Transfer woes mark opening of schools

Posted at 06/02/14 11:15 AM

MANILA - Some 20 million students from pre-school to secondary level returned to school on Monday, with some complaining that they had problems transferring from private to public schools.

The Department of Education Command Center said they received complaints and inquiries on transfer requirements of students from private to public schools.

DepEd Assistant Secretary Jesus Mateo said parents who still have financial obligations with private schools are unable to get the required Form 137 or the document which confirms the grade level completed by the transferee.

Mateo said DepEd intercedes by asking the private school to at least provide the public school with a xerox copy of the document so the student can already start his or her classes.

He said the original document and a copy of the student's grades still need to be submitted within the first semester.

Mateo said allowing the student to transfer does not mean the parents can renege on their financial obligations with the private school. The DepEd simply wants to make sure the transferee's schooling is not hampered.

DepEd data showed that since 2011, the yearly number of complaints, reports and other inquiries received by the Deped Command Center the week before the start of classes have consistently gone down.

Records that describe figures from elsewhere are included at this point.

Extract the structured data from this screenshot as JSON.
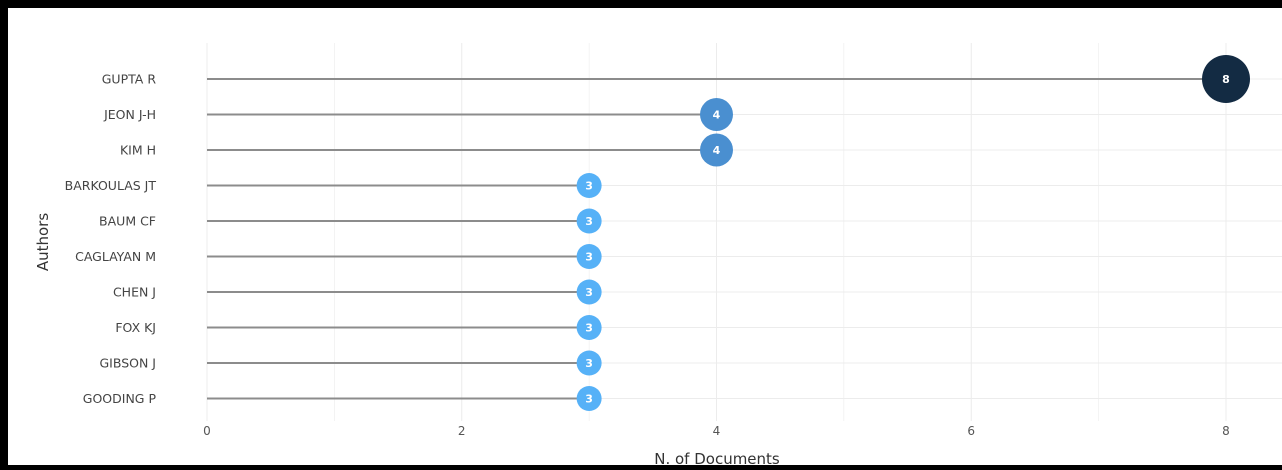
{
  "chart_data": {
    "type": "lollipop",
    "title": "",
    "xlabel": "N. of Documents",
    "ylabel": "Authors",
    "xlim": [
      0,
      8.4
    ],
    "xticks": [
      0,
      2,
      4,
      6,
      8
    ],
    "grid": true,
    "categories": [
      "GUPTA R",
      "JEON J-H",
      "KIM H",
      "BARKOULAS JT",
      "BAUM CF",
      "CAGLAYAN M",
      "CHEN J",
      "FOX KJ",
      "GIBSON J",
      "GOODING P"
    ],
    "values": [
      8,
      4,
      4,
      3,
      3,
      3,
      3,
      3,
      3,
      3
    ],
    "colors": {
      "stem": "#8c8c8c",
      "grid": "#ececec",
      "high": "#132b43",
      "mid": "#4a8fd0",
      "low": "#56b1f7",
      "frame": "#000000",
      "background": "#ffffff"
    }
  }
}
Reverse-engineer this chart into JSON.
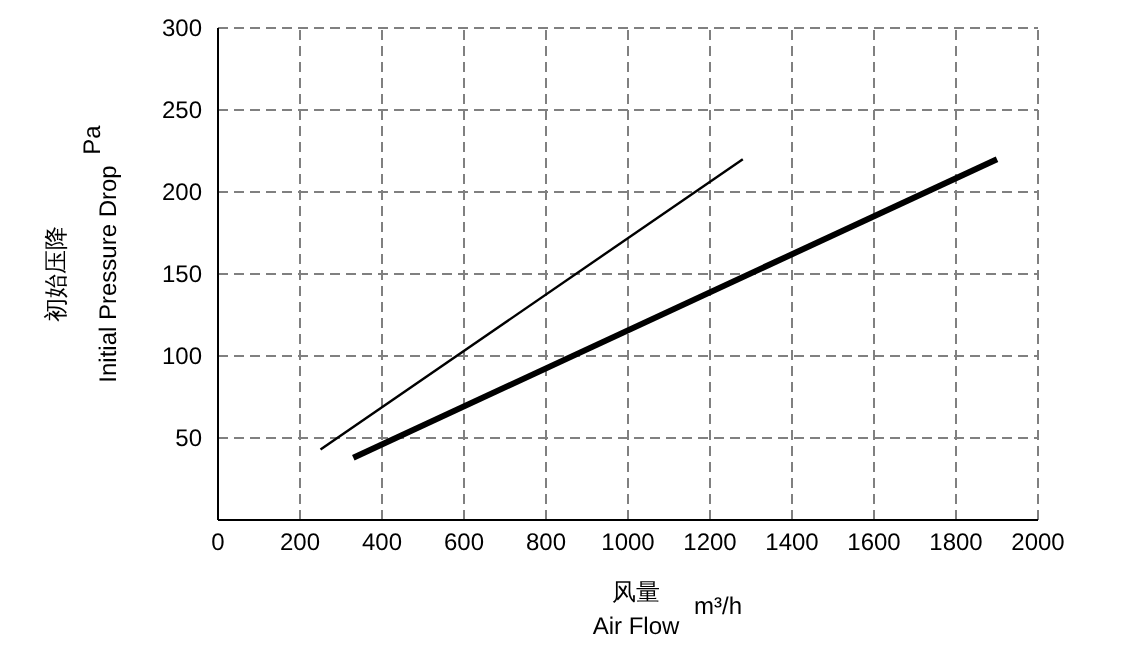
{
  "chart_data": {
    "type": "line",
    "xlabel": "风量\nAir Flow",
    "ylabel": "初始压降\nInitial Pressure Drop",
    "annotations": [
      "Pa",
      "m³/h"
    ],
    "xlim": [
      0,
      2000
    ],
    "xticks": [
      0,
      200,
      400,
      600,
      800,
      1000,
      1200,
      1400,
      1600,
      1800,
      2000
    ],
    "ylim": [
      0,
      300
    ],
    "yticks": [
      {
        "value": 0,
        "label": null
      },
      50,
      100,
      150,
      200,
      250,
      300
    ],
    "grid": true,
    "series": [
      {
        "color": "#000000",
        "x": [
          250,
          1280
        ],
        "values": [
          43,
          220
        ]
      },
      {
        "color": "#000000",
        "x": [
          330,
          1900
        ],
        "values": [
          38,
          220
        ]
      }
    ]
  }
}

In 2011, a total of 316 reports/complaints have been filed. But for this year, from May 26 to June 1, only 150 have come in.

Mateo attributed this decline to their successful and early information dissemination campaign on different back-to-school issues.

Aside from transfer concerns, other complaints received by DepEd include questions on school fees and other compulsory contributions such as Boy Scout membership.

In these cases, the DepEd calls the school superintendent to investigate the matter to ensure that the "no collection fee" policy will be strictly enforced.

The Command Center, which started last May 26, is open daily from 7am-6pm, until June 6.

Other Oplan Balik Eskuwela information centers are also open in every region throughout the country.


The DepEd will not implement a 3-day school week in the National Capital Region (NCR) for school year 2014-2015.

Mateo said the proposal still needs to be studied by the agency.

Other interventions to address congested schools such as bussing and Alternative Delivery Modes (ADM) are being implemented.

Bussing involves the transport of students from a congested school to one with better absorptive capacity.

The education department is in talks with local government units to implement bussing programs for students.

At present, only Valenzuela City has a working arrangement to transport 140 students from Malinta Elementary School-Pinalagad Annex to Caruhatan West Elementary School.

DepEd division and school vehicles will be used for the program. Gas will be shouldered by local school board funds.

Mateo admitted that congestion in classrooms is an urban problem.

"What we have is a distribution problem in urban areas, especially certain areas of NCR...Many schools in the provinces have lower than average ratios and large campuses. The problem with NCR in particular is not an issue on funds but on buildable space. We have the budget for classrooms but no more space for new buildings," he said.

He also said since public schools cannot turn away enrollees, school heads try to plan ahead through early enrollment as early as January.

But sometimes there is a surge in enrollment and they have to improvise, thus the reason for congested classrooms.


Mateo also assured that teachers in areas devastated by super typhoon Yolanda last year are ready to work even though some schools have not yet been completely rebuilt.

Temporary learning stations have been erected for students whose schools are still under construction, he said.

"Classes will not be disrupted as much as possible. Whether in new classrooms or temporary spaces, our learners will continue to study. The government policy is to Build Back Better. This means we cannot erect the same old structures. But building better means more time and money," he said.